|
|
|
|
ÖNSÖZ
Tevhid dünyasına kavuşmak için; İslam ile Vahdet nur üstüne nur, İslam’sız vahdet şerefsiz onur, küfre karşı tek ümmet ve şiddet haritası elbet okunur, teslimin tesellisi Bel’amlara dokunur, bizim de yerimiz bu haritada bulunur. Allah’ın izniyle pek yakında küfrün ölüm haberi tüm dünyaya sunulur.
Bugün hem zulüm ve hem de ölüm olan küfrün, galib olduğu bir dünyada yaşıyoruz. „BİR KAFİRİN KORKUSUNDAN, BAŞKA BİR KAFİRİN KUCAĞINDA CAN VERME” fetvasının müslümanlar tarafindan kabul görmesiyle hayatın iktidarı küfür rejimlerinin eline geçmiş ve “KÜFÜR TEK MİLLETTİR” rahmani ilkesi unutulmuştur. İnsana öyle geliyor ki, İslam aleminin bozulmaya, çözülmeye başlama sebeplerinden birisi de, küfrün tek millet halinde telakki edilmesi yolundaki emrin kafalarda kesinliğini kaybetmiş olmasıdır. (Müslümanca Düşünme Üzerine Denemeler –Rasim Özdenören Sh: 39) Bugün bile müslümanlarm tek ümmet olmamaları, yine bu ilkenin kafalardan silinmesinden ileri gelmektedir. Tağuti iktidarlar, “KÜFÜR TEK MİLLETTİR” ilkesinin kafalardan silinmesi için az çalışmadılar. Birinci Meşrutiyetin 1876 yılında ilan edildiği, 1877’nin başında „Kanun-i Esasi“ çeçevesinde ilk „Gayr-i Müslim“ ve „Müslim“ gibi ayrımları reddettikleri dikkate alınırsa mesele daha net kavranır. (Kelimeler ve Kavramlar, Yusuf Kerimoğlu, sh: 46)

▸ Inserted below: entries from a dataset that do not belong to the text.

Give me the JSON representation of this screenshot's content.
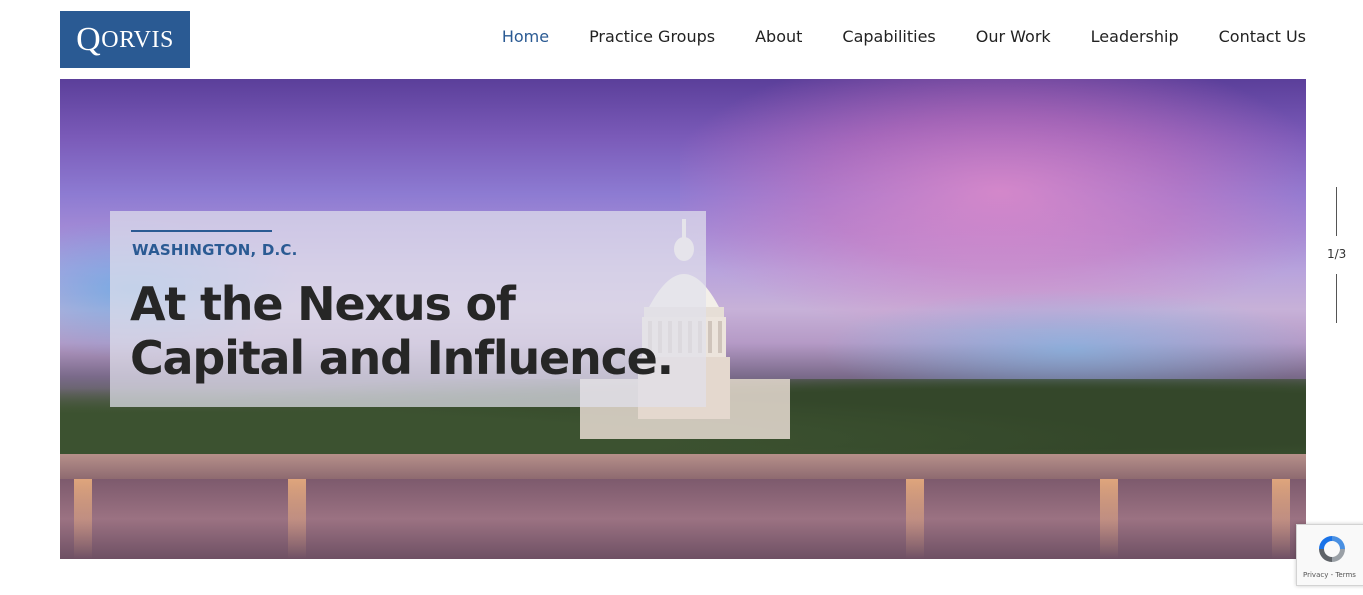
{
  "logo": {
    "first_letter": "Q",
    "rest": "ORVIS"
  },
  "nav": {
    "items": [
      {
        "label": "Home",
        "active": true
      },
      {
        "label": "Practice Groups"
      },
      {
        "label": "About"
      },
      {
        "label": "Capabilities"
      },
      {
        "label": "Our Work"
      },
      {
        "label": "Leadership"
      },
      {
        "label": "Contact Us"
      }
    ]
  },
  "hero": {
    "eyebrow": "WASHINGTON, D.C.",
    "headline_line1": "At the Nexus of",
    "headline_line2": "Capital and Influence.",
    "slide_indicator": "1/3"
  },
  "recaptcha": {
    "terms": "Privacy - Terms"
  },
  "colors": {
    "brand": "#2a5a93",
    "text": "#222222"
  }
}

Küfrün tasallutundan kurtulmak ve tek ümmet haline gelmek için „KÜFÜR TEK MÜLLETTİR“ ilkesinin anlaşılması, kalplere ve kafalara yerleşmesi zaruridir. Çünkü „KÜFÜR TEK MİLLETTİR“ ilkesi, İslam’ın değişmez ilkelerindendir. İslam ise, hem zaruret ve hem de zalimin kolunu aşağı indirecek tek kudrettir. (İslam’ın Va’dettikleri, Garaud/ Sh: 251) Bu münasebetle incelememizde; „KÜFÜR TEK MİLLETTİR“ilkesinin ispat v eizahı için müfessirleri, muhaddisleri ve fakihleri konuşturarak şeytan suratlı Bel’amların fetvalarının merdudluğunu ortaya koyduk. Hedef; küfre karşı TEK ÜMMET ve İİDDET haline gelmektedir. Hatalar bize, doğrular ise İslam’a aittir.
Çalışma bizden, başarı Allah’tandır.